Hi,
We have a custom setup in hadoop cdh3u0 which tries to read files from
*.gz files, but due to issue in hadoop 6835, we are not able to do it. We
have plans to upgrade but not now.
Since flume writes concatenated gz files , is it possible to change flume
to write gz files which are not concatenated. We have a bucket of 5 minutes.

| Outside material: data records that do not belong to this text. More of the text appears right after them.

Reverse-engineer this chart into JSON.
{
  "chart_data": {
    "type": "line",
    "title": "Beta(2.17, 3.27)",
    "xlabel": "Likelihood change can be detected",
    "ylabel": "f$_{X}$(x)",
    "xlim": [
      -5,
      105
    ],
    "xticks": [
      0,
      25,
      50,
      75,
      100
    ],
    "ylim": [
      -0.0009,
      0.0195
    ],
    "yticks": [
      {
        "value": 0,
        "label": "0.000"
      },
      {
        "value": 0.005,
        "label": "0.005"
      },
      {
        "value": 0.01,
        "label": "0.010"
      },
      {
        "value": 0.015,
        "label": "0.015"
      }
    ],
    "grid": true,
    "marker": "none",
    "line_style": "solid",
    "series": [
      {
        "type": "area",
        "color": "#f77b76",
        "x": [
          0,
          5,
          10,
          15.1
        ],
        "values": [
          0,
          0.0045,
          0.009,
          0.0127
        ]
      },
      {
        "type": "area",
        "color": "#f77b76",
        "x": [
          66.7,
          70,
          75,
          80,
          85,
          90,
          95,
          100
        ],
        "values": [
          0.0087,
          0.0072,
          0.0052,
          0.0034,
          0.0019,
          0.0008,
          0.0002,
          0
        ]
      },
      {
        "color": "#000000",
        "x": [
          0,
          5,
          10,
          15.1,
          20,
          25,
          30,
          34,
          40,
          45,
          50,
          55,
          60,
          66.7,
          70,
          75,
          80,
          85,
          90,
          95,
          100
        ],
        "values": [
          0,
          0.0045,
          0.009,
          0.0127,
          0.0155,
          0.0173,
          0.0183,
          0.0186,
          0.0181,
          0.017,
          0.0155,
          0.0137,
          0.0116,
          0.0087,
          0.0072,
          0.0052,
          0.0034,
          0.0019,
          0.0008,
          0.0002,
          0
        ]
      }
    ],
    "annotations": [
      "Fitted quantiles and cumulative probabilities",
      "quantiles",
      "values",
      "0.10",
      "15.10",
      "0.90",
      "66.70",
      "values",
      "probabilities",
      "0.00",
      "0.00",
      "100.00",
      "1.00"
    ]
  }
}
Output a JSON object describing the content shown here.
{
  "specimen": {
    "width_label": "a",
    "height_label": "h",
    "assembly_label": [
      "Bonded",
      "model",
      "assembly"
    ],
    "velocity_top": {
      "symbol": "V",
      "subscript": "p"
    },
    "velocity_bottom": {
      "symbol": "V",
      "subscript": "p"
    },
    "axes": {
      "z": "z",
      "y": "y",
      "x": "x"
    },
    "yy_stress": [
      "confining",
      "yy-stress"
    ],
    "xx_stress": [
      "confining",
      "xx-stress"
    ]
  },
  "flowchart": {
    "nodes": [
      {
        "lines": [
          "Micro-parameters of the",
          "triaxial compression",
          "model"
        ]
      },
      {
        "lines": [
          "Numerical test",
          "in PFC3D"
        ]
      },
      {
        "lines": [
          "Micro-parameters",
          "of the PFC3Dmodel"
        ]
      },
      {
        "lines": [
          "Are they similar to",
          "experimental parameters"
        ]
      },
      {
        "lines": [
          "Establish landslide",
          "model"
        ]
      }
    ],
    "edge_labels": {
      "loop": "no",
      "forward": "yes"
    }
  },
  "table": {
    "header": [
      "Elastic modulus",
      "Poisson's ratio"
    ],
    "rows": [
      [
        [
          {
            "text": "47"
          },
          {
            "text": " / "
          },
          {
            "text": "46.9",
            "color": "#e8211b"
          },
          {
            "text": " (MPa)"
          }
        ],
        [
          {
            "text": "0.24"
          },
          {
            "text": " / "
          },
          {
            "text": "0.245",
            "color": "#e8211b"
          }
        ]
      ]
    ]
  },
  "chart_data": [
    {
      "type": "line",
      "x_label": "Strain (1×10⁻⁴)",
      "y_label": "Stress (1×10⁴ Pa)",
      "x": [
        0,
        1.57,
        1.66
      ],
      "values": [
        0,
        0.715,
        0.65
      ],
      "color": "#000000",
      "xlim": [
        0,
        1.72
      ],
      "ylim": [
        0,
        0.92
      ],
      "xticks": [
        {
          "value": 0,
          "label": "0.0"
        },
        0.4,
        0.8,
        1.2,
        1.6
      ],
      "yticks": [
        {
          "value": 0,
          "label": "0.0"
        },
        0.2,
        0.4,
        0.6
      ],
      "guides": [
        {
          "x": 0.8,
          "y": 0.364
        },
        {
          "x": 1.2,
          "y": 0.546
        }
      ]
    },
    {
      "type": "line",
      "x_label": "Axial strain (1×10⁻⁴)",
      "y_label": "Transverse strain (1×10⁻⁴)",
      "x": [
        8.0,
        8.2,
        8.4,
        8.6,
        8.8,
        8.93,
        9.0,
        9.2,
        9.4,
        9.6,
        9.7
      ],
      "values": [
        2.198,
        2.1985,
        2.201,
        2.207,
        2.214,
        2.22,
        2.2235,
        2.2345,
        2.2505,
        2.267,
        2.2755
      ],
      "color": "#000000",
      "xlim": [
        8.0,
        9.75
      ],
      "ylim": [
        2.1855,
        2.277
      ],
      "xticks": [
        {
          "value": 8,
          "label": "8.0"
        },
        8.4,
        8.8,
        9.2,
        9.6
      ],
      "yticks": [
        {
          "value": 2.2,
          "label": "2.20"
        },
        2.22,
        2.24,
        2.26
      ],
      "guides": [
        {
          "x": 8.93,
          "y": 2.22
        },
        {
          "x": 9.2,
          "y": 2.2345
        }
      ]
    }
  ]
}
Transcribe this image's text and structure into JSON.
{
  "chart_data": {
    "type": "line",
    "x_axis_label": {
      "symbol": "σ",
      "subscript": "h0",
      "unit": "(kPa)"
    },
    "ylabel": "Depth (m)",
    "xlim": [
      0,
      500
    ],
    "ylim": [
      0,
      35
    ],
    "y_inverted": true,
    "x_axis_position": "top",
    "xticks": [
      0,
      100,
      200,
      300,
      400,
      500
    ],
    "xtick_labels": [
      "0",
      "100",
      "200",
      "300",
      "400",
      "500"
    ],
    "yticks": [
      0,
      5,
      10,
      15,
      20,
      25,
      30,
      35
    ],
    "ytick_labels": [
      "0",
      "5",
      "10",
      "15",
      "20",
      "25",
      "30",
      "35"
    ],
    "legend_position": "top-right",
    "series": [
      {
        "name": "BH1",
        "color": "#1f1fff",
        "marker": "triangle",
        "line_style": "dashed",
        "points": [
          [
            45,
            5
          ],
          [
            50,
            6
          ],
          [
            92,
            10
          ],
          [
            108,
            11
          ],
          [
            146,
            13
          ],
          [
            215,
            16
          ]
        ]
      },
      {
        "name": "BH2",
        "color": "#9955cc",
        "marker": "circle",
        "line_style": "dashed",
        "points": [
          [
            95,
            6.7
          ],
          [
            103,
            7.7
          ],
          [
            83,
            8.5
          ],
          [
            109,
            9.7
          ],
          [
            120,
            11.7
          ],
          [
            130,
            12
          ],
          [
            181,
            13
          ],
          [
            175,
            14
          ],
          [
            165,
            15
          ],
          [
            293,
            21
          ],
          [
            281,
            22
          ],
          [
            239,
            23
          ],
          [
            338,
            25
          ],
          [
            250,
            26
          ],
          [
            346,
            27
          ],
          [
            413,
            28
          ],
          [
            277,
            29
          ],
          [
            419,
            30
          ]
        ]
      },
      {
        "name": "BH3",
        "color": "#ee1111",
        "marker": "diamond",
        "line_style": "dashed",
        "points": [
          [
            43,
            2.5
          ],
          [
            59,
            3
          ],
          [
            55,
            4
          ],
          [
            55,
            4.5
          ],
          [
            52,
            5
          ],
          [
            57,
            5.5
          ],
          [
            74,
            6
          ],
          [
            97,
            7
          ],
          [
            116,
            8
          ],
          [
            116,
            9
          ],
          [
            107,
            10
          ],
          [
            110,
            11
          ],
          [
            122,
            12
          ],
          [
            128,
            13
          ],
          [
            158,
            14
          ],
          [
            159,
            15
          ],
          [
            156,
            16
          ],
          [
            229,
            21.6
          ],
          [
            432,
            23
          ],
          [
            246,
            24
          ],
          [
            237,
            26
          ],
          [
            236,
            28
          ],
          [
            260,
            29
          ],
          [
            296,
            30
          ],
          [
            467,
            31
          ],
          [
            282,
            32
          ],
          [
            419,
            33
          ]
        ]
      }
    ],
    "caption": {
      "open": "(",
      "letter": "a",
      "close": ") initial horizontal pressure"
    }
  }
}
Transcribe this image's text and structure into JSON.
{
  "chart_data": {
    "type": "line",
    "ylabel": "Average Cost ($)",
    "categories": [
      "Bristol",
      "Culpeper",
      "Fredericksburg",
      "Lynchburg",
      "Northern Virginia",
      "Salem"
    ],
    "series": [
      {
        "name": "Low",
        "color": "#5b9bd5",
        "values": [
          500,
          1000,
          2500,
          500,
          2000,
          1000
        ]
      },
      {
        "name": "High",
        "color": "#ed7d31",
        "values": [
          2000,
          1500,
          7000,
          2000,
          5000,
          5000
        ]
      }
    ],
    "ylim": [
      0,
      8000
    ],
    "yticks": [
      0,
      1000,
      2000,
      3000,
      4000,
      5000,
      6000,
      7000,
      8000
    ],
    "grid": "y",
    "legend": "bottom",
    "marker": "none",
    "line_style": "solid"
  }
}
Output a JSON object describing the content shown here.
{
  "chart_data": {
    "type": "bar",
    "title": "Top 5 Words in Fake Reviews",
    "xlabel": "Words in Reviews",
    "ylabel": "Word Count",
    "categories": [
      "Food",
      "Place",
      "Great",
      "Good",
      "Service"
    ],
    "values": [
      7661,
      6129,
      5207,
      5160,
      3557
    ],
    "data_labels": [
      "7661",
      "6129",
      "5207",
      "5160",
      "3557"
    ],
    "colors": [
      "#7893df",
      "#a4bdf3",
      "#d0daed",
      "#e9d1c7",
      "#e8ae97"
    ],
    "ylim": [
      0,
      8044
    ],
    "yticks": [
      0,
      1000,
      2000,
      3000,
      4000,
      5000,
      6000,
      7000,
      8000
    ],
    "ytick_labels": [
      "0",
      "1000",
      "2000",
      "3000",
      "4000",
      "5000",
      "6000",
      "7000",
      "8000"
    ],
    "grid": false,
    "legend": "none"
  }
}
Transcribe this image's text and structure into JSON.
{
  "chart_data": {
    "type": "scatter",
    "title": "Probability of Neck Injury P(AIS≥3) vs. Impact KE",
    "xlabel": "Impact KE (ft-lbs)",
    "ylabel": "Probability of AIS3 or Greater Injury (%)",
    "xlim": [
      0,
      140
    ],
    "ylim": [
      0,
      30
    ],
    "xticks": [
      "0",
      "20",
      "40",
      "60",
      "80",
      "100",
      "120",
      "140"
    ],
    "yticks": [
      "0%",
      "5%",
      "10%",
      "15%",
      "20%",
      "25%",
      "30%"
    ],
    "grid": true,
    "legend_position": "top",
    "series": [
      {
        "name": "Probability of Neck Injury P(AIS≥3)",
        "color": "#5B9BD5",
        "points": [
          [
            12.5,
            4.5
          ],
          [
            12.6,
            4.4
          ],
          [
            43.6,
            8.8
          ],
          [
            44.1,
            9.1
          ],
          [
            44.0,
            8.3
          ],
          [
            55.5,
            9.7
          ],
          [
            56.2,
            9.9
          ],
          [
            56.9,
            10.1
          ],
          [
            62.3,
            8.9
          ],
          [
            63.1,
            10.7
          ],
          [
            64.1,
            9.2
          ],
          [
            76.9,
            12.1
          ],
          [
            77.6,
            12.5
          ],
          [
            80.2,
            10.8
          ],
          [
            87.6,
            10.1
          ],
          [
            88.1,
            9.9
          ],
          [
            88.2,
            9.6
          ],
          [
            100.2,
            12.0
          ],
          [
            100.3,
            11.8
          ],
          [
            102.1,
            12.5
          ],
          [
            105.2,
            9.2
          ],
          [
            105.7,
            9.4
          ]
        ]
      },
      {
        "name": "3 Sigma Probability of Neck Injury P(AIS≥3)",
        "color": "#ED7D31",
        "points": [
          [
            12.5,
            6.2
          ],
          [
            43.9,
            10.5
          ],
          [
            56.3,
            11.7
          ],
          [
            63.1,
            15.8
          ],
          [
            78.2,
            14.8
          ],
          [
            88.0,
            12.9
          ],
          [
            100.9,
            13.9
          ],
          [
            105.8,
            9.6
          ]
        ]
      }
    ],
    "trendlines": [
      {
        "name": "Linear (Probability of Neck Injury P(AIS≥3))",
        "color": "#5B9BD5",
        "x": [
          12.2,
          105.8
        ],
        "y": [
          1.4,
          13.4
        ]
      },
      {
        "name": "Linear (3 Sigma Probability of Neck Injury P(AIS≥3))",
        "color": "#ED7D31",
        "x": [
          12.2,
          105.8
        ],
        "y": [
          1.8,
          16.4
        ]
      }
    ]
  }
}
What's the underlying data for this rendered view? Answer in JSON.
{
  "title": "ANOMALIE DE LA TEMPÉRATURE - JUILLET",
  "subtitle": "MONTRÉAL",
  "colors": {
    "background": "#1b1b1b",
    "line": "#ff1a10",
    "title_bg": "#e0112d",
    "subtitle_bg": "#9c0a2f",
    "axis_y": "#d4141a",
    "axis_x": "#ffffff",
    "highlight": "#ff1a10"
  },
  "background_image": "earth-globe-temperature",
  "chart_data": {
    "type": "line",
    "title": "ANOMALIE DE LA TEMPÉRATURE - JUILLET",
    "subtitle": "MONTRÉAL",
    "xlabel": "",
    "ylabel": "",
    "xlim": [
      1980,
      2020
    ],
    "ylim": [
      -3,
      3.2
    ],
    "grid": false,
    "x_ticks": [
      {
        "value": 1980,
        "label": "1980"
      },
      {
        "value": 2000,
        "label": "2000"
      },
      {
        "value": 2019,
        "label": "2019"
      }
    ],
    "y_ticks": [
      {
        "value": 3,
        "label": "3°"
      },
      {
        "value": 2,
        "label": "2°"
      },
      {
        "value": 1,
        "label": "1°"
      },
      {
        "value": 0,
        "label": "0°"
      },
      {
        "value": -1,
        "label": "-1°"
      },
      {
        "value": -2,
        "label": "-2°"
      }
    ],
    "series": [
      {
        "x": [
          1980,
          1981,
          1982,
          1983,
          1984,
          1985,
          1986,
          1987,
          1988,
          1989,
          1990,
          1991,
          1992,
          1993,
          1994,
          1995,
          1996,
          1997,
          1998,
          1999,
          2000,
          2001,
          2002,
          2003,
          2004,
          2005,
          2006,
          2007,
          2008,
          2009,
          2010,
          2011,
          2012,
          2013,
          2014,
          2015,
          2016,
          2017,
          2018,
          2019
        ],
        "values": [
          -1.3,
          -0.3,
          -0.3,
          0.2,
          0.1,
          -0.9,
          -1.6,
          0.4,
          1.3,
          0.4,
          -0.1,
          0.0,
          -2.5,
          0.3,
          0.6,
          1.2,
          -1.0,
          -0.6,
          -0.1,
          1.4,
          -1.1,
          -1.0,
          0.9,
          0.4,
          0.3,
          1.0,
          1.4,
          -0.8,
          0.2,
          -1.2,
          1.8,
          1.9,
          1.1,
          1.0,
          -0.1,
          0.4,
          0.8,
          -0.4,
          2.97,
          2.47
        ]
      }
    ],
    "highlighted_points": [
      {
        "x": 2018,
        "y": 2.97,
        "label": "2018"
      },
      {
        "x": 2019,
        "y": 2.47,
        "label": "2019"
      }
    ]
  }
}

I have changed the HDFSCompressedDataStream.java as follows: to keep in
store the data till 5 minutes and write it only once to the gz file. Is it
okay to do this?
@Override
public void append(Event e, FlumeFormatter fmt) throws IOException {
if (isFinished) {
cmpOut.resetState();
isFinished = false;
}
if(result==null){
result=fmt.getBytes(e);
System.out.println("1. sundi flume debug writing to sink");
}else{
System.out.println("2. sundi flume debug writing to sink");
byte[] bValue = fmt.getBytes(e);
byte[] addtoresult = new byte[result.length + bValue.length];
System.arraycopy(result, 0, addtoresult, 0, result.length);
System.arraycopy(bValue, 0, addtoresult, result.length,
bValue.length);
result = addtoresult;
}
//byte[] bValue = fmt.getBytes(e);
//cmpOut.write(bValue);
}
@Override
public void sync() throws IOException {
// We must use finish() and resetState() here -- flush() is apparently
not
// supported by the compressed output streams (it's a no-op).
// Also, since resetState() writes headers, avoid calling it without an
// additional write/append operation.
// Note: There are bugs in Hadoop & JDK w/ pure-java gzip; see
HADOOP-8522.
if (!isFinished) {
System.out.println("3. sundi flume debug writing to sink");
cmpOut.write(result);
result=null;
cmpOut.finish();
isFinished = true;
}
fsOut.flush();
fsOut.sync();
}
--